Michael Nilges, Vorsitzender des Musikvereins Mörschied, fand nach dem mitreißenden Abschiedskonzert im voll besetzten Stadttheater Idar-Oberstein die richtigen Worte: Joachim Laukemper, der Dirigent der vergangenen vier Jahre geht, Thomas Kessler beginnt und führt den erfolgreichen MV. "Mit einem lachenden und einem weinenden Auge haben wir respektvoll den Wunsch unseres hoch geschätzten Dirigenten Joachim Laukemper wahrgenommen, der mit seiner Familie seinen Lebensmittelpunkt im Norden Deutschlands sucht, und wir haben gleich für einen Nachfolger gesorgt." So konnte sich Thomas Kessler im brandenden Schlussbeifall zeigen.

Der MV versteht es, sein Jahreskonzert im Stadttheater so zu gestalten und vor allem perfekt zu bewerben, dass nicht nur Mörschieder unter den Gästen vertreten sind, sondern auch viele Besucher aus der Umgebung und vor allem erstaunlich viele Jugendliche.

"In diesem Jahr werden wir wieder gesanglich", begann der Programmtext: "Mit Sonja Volz und Manuel Lothschütz haben wir hervorragende Stimmen gewinnen können", hieß es im Programmtext. Wie wahr: Außergewöhnlich waren diese beiden hochkarätigen Solisten. Mit mehr als 40 aktiven Blasmusikern ist der Musikverein Mörschied in allen Registern gut besetzt und hat auch bemerkenswerte Instrumentalsolisten in seinen Reihen, die die anspruchsvollen Erkennungsmelodien der aufgeführten Filmmusiken so spielen, dass man sich gleich erinnert. Ob beim Eröffnungsstück "James Bond 007", "Der Pate" oder "Jenseits von Afrika". Und wer die berühmten Filme nicht kannte, freute sich über Inhaltswiedergaben, die Katharina Schuch und Jonas Kother lieferten.

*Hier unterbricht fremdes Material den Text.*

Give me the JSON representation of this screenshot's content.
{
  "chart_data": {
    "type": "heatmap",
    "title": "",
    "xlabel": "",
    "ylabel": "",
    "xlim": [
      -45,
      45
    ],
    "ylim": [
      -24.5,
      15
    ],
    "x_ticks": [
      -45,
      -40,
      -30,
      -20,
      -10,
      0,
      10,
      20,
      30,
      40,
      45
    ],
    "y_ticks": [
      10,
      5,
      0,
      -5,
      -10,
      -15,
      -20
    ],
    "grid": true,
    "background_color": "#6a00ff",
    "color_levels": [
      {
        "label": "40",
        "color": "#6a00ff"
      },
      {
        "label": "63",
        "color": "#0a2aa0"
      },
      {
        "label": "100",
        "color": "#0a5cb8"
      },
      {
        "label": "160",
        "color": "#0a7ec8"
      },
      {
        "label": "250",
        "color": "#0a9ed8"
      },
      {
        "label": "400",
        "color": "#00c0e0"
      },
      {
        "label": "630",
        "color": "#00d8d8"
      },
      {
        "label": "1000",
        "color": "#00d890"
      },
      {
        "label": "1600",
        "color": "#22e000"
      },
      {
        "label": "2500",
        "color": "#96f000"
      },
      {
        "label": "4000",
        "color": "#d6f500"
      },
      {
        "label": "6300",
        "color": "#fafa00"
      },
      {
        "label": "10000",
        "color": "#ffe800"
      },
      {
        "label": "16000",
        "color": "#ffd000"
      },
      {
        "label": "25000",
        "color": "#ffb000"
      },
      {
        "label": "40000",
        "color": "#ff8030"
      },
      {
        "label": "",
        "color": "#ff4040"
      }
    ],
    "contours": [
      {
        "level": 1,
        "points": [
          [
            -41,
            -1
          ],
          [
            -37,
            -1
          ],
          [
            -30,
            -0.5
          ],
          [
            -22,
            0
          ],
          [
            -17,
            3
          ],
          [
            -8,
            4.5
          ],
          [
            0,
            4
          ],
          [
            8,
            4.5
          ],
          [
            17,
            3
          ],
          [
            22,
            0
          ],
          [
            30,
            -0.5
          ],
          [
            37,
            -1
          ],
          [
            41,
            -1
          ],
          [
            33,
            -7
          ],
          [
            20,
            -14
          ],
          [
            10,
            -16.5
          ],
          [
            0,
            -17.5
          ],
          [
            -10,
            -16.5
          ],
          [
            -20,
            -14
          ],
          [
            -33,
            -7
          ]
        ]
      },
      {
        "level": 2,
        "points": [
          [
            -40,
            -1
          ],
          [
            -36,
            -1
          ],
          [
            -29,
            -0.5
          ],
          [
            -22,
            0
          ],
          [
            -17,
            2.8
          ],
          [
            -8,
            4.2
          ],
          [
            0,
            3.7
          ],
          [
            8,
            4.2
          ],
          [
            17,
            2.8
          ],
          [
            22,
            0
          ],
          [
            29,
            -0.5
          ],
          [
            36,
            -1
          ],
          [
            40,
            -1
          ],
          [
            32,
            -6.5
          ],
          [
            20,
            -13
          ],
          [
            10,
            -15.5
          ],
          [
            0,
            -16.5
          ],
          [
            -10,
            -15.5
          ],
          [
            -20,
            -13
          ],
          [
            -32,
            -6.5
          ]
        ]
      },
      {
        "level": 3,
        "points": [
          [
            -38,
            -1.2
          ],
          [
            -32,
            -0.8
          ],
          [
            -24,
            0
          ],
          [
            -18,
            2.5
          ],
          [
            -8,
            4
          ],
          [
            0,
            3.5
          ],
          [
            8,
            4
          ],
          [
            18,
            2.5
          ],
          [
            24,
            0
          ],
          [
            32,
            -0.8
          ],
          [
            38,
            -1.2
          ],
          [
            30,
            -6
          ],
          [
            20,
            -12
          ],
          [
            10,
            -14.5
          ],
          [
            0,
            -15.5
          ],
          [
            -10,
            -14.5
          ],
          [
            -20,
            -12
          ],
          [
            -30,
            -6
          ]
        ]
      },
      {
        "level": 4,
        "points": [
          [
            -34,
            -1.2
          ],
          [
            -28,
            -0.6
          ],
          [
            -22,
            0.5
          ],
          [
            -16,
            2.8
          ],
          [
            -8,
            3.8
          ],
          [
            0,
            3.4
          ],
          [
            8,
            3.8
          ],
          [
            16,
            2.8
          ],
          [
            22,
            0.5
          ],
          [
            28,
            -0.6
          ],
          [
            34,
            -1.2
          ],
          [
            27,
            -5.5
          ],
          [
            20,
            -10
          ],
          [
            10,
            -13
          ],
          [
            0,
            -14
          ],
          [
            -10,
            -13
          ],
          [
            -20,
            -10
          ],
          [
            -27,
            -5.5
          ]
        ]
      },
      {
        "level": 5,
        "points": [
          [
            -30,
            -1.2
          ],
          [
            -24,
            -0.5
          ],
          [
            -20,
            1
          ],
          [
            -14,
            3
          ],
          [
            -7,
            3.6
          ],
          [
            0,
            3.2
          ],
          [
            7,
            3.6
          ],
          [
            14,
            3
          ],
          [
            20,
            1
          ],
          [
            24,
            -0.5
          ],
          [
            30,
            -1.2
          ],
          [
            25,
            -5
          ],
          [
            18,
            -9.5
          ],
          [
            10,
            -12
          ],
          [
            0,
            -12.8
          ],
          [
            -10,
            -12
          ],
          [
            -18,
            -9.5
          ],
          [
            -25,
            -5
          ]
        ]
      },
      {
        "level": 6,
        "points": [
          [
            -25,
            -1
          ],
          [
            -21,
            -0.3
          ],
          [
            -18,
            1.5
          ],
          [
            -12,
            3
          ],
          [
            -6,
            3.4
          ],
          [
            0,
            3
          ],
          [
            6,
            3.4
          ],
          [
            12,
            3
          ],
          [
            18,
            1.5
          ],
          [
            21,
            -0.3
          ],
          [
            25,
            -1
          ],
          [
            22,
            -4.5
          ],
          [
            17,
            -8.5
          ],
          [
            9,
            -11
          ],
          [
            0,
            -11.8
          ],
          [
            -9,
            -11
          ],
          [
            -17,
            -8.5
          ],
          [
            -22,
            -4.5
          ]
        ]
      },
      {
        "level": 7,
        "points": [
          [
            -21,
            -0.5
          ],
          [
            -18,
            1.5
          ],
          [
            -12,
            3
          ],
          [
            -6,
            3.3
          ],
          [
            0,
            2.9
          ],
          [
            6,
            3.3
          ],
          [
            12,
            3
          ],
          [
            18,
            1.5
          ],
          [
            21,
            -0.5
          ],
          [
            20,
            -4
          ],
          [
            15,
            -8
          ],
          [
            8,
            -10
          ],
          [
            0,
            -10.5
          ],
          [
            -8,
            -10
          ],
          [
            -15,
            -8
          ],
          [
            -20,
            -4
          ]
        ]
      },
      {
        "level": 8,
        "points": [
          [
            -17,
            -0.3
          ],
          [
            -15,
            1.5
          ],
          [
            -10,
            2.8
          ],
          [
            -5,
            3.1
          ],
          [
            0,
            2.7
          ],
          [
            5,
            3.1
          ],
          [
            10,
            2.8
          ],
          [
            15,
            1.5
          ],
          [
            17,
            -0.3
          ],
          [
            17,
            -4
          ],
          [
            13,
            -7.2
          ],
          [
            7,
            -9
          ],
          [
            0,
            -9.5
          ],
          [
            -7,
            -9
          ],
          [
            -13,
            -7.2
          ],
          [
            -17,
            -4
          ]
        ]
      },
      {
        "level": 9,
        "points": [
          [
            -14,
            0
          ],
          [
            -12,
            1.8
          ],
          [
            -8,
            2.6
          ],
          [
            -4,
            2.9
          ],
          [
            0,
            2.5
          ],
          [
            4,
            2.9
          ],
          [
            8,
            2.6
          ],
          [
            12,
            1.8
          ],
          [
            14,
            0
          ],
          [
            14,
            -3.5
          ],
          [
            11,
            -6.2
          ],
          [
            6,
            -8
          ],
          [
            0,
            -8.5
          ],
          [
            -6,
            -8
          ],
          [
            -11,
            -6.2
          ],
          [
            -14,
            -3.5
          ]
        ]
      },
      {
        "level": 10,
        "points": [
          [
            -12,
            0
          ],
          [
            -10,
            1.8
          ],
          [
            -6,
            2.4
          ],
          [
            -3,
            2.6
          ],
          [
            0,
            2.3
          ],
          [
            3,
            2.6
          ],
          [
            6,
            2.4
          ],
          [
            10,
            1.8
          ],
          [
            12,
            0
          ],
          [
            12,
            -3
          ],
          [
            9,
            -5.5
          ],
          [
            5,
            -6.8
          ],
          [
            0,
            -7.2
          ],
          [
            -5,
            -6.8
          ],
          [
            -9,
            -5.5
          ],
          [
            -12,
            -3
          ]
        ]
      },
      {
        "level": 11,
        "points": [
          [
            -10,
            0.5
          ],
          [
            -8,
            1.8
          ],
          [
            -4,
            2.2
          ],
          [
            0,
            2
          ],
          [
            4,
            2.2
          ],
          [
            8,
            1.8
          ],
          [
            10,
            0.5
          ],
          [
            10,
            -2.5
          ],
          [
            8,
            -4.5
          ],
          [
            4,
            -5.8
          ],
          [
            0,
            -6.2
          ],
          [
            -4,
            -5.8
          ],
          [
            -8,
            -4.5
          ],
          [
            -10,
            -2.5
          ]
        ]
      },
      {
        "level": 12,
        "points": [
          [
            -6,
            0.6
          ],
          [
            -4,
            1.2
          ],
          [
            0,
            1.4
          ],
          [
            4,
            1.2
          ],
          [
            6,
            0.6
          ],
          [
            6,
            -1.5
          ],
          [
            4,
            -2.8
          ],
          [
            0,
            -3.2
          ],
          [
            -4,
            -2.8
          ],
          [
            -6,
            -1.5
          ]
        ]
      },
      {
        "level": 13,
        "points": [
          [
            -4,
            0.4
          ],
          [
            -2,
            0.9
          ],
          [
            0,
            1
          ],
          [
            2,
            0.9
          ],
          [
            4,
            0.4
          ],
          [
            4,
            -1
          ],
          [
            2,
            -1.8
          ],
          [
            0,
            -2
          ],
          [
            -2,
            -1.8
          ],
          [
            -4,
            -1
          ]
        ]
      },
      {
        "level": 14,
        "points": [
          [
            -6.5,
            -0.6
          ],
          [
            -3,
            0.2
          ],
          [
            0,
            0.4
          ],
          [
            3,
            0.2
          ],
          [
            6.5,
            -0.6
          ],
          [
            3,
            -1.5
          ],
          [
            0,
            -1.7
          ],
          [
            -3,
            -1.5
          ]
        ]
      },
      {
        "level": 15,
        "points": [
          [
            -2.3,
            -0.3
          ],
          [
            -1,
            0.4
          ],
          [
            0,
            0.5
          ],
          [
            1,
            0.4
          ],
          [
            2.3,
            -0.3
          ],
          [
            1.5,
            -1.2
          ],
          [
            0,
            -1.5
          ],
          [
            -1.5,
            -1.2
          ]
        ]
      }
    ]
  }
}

Zwischen diesen Musikblöcken oder auch in die Werke integriert lagen die Auftritte der Gesangssolisten. Gleich mit "Golden Eye" und "Skyfall" überraschte Sonja Volz mit einer modulationsfähigen Stimme, die nicht nur in einer imposanten Mittellage hervorragend klingt, sondern auch in den höheren Lagen große Ausdruckskraft hat wie in Walt Disneys "Die Eiskönigin". Wie entfesselt Sonja Volz aber Tina Turners Paradestück "Proud Mary" auf der Bühne rockte, das öffnete alle Ventile der Begeisterung, sodass sie es als Sonderzugabe wiederholen musste.

Ebenfalls vom ersten Lied an sympathisch und überzeugend sang Manuel Lothschütz Josh Grobans Erfolgshit "You raise me up" mit einem warmen, einschmeichelnden Bariton. Danach bot sich mit Freddy Mercurys "Don't stop me now" von Queen ein verwandelter Interpret, der sich auch an Louis Armstrongs "What a wonderful World" wagte und mit durchaus eigener Interpretation überzeugte.

Beiden Solisten gelang dann noch das Kunststück, in die fest arrangierten Musikstücke des Orchesters ihre Partien untadelig hineinzusingen, was vor allem beim letzten Werk "Das Phantom der Oper" dem Publikum ein Musikerlebnis besonderer Art bescherte.

Dirigent Joachim Laukemper meisterte mit leichter Hand die schwierigsten Einsätze. Ohne Pathos entwickelt er dynamische Prozesse und setzt rhythmische Akzente. Mit tänzerischer Anmut bewegt er sich auf dem Dirigentenpult. Wachsame Seitenblicke zu den Gesangssolisten und gleichzeitig das Orchester nicht aus den Augen verlierend. Ein Dirigent, dem man gern zusieht und von dem man spürt, wie begeistert er selbst von der Musik ist, die er für sein Abschiedskonzert ausgewählt hat. 

Außer den bereits erwähnten Filmmusiken gehörte das letzte Stück vor der großen Pause zu den besten des Abends. Mit "Gershwin in Konzert" demonstrierte Laukemper die Vielseitigkeit der musikalischen Stile Anfang des 20. Jahrhunderts. Symphonischer Jazz vom Feinsten mit klassisch komplizierten Übergängen und dem Herausarbeiten bekannter Melodien aus "Porgy and Bess": ein Meisterwerk.

Welche Persönlichkeit dieser Dirigent für das Orchester war, konnte jeder spüren. Dabei war ein Miteinander und eine Einsatzfreude zu erleben, die ansteckend wirkte. Kein Wunder, dass der Beifall zwischendurch und erst recht am Schluss einem gelungenen Programm von hoher Qualität galt, das in Erinnerung bleibt.